There is a lot of interest in Big Data these days. The common definition for Big Data is often considered to be data sets which are too large (e.g., hundreds of terabytes or into petabytes) to be handled by traditional means. Leveraging Big Data requires an extensive degree of parallelism of both data and computing, requiring a Massively Parallel Processing (MPP) architecture, and may take advantage of low-cost commodity hardware and open source software to help drive down costs. Healthcare is certainly an industry which generates massive volumes of data which very often isn’t leveraged anywhere near to full potential.
Healthcare providers and payers often want to uncover insight into how to improve clinical care and operations by mining the data, but might not want to face the expense and delay involved in building an Enterprise Data Warehouse in order to quickly investigate a hypothesis. In such a situation, a Data Scientist might benefit from having all HL7 messages available in their raw form so as to have access to all the data without the restructuring that usually takes place to integrate HL7 data into systems. Personalized medicine will require massive amounts of patient specific genomic, proteomic, metabolic and other data. Evidence-based medicine may benefit from intensive text mining of unstructured data (medical literature, physicians notes, etc.) in order to better align practices to established norms. Streaming HL7 messages and other real-time data to be able to proactively monitor and respond to conditions, such as potential illness outbreaks.

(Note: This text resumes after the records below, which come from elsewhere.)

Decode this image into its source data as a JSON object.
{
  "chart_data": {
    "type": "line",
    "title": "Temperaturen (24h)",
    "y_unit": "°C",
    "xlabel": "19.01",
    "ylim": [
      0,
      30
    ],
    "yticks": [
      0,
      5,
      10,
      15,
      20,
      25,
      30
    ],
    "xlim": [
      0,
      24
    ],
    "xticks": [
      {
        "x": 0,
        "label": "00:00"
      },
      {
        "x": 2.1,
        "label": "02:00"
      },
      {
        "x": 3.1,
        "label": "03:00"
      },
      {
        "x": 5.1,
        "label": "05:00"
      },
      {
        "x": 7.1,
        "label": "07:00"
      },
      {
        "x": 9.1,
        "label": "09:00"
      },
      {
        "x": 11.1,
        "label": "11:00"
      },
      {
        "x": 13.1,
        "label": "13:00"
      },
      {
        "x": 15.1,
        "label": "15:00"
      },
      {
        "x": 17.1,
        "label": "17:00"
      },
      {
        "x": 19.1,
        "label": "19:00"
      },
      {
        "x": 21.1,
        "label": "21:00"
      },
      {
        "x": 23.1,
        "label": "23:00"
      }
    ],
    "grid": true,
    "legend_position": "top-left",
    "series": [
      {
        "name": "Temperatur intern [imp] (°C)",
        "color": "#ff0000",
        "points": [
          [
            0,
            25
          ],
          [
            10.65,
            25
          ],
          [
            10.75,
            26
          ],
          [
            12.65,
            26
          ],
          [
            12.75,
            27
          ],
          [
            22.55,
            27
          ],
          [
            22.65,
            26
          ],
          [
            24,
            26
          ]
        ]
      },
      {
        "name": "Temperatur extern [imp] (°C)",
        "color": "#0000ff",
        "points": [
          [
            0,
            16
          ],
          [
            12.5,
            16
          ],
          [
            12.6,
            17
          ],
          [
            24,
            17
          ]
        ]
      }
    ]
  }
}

Big Data of course should not be thought of as a silver bullet. Issues of data governance, security, and privacy have to be addressed and require careful thought given the new paradigms that might be employed. Not all Big Data technology (e.g., NoSQL databases) will be applicable or suitable for every situation and careful tradeoff analysis has to be analyzed. A learning curve is to be expected to be able to fully exploit Big Data capabilities.